We trot along the presidential time line, past John Adams (hard cider), Thomas Jefferson (macaroni and cheese), James Madison (ice cream), James Monroe (spoon bread), John Quincy Adams (fresh fruit) to Andrew Jackson and his leather britches. Leather Britches were green beans, cooked with bacon, an accompaniment to a main dish such as roasted wild duck or wild goose, these were meals served in the White House, with French wines, with pomp and fine linens.
Briskly moving along, we drop in on Martin van Buren, who shares an icy dish of oysters with us. He was also fond of boar’s head. I’ll keep walking on to our next presidential dinner host, William Henry Harrison who spoons up a couple of bowls of his favorite, Squirrel Burgoo! Luke the wonder dog will feel right at home in this era of the White House. He might even help out with the hunting.
Time traveling past John Tyler’s Indian Pudding, John Polk’s Corn Bread, Zachary Taylor’s Calas (beignet adjacent sweet fried dough), Millard Fillmore’s plain old soup, Franklin Pierce’s Fried Clams, dancing past James Buchanan’s favorite Cabbage, and just stopping in for a nibble of Abraham Lincoln’s favorite: Bacon.
Andrew Johnson was comforted by Hoppin’ John, Ulysses S. Grant was fond of Rice Pudding, Rutherford B. Hayes liked Cornmeal Pancakes, and yet another Commander in Chief, James Garfield, endorsed the notion of squirrel as a necessary protein in his Squirrel Soup.

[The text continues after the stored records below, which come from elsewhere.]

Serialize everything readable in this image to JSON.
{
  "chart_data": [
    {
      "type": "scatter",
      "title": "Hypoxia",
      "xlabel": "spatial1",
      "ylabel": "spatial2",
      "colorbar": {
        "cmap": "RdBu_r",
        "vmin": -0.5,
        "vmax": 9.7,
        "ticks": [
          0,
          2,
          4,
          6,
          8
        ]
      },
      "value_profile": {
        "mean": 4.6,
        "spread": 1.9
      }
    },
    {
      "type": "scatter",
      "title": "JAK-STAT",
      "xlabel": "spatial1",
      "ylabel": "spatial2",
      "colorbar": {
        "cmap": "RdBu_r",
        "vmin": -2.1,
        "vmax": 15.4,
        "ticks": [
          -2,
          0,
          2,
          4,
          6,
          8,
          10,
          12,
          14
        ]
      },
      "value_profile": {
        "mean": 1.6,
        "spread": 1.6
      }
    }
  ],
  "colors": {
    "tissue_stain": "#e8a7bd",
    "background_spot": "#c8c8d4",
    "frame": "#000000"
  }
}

The recipe calls for “three or four good sized squirrels”. The fried toast garnish probably helps dispel any vision of Rocket J. Flying Squirrel.

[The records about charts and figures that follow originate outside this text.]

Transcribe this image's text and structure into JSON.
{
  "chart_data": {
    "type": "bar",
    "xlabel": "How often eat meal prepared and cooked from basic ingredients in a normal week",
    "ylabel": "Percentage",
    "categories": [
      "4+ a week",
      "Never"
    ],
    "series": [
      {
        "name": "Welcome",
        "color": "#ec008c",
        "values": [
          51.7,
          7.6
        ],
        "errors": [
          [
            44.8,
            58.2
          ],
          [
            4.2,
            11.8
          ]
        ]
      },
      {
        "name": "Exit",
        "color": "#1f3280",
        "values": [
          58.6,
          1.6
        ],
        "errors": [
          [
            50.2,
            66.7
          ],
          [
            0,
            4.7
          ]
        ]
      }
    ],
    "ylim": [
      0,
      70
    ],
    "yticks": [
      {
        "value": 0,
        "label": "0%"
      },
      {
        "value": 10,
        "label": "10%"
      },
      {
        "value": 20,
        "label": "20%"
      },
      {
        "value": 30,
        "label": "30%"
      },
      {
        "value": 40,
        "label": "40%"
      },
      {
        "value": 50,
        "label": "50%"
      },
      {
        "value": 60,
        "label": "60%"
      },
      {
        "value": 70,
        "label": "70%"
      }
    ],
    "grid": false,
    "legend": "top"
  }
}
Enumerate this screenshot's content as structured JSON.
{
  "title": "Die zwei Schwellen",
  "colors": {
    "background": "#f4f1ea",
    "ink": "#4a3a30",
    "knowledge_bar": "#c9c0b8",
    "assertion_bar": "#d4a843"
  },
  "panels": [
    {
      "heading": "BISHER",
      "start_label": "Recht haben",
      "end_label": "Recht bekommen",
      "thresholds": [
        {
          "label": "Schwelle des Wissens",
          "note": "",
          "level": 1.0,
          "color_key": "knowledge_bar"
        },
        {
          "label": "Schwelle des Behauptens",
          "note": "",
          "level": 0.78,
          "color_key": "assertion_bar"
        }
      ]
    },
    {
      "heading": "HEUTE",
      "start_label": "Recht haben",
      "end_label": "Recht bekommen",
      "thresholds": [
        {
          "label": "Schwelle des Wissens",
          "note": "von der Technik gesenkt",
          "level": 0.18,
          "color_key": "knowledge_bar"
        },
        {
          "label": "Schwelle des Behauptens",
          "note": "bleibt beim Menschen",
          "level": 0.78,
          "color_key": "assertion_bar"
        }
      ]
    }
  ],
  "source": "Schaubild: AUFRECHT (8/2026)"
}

As we near the 20th century, the favorite foods of the presidents seem a little less pioneer-y and bizarre. Theodore Roosevelt liked a good steak, as did William Taft. Woodrow Wilson was fond of Chicken Salad and Warren G. Harding opted for Chicken Pie. FDR was a big fan of Grilled Cheese Sandwiches, beloved of picky American children everywhere. Remember, he also served the King and Queen of England hot dogs for luncheon, so don’t expect patrician fare if you stop by Pennsylvania Avenue during the War.
Harry Truman was another steak man, but he preferred his Well-done. Make a note: “only coyotes and predatory animals eat raw beef.” Well-done Steak
JFK liked creamy New England Clam Chowder. He preferred soup, with a sandwich, for lunch. . At a special State Dinner for the President of Pakistan held at George Washington’s Mount Vernon, the guests dined on whipped avocado and crabmeat mimosa, poulet chasseur (hunter-style chicken), and raspberries with whipped cream.

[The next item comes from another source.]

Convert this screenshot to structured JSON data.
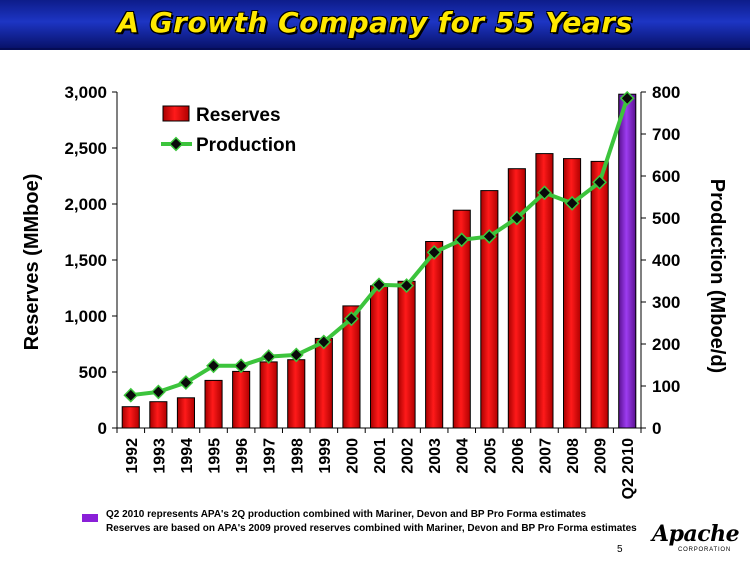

Our Presidents have liked their sweets, too. Ronald Reagan ate jelly beans while quitting smoking. Then he famously kept a jar of jelly beans on his desk, from which he doled out 3 1/2 tons of the red, white and blue candies to his guests. Wowser. Jelly Beans Abstemious Barack Obama, who can portion out seven chocolate-covered almonds as a snack, is lesson to us all. Seven Almonds. Personally, I do not like coffee, but I will stop in at any Starbucks with you to buy myself an over-priced packet of salted chocolate-covered almonds, all of which I will eat in one sitting. All by myself. I show no signs of Obama-like discipline.
We would all probably feel awkward and self conscious at State Dinners, when the food is formal and French; where there are many courses and particular silverware. The favorite foods of the presidents have been varied and curious, just like the men who have held the office. This Presidents’ Day I’ll probably make the usual cherry pie, in honor of the old George Washington legend. But maybe we’ll also have a some hot dogs in honor of FDR. And seven almonds, just for Obama. Cheers!
“Ask not what you can do for your country. Ask what’s for lunch.”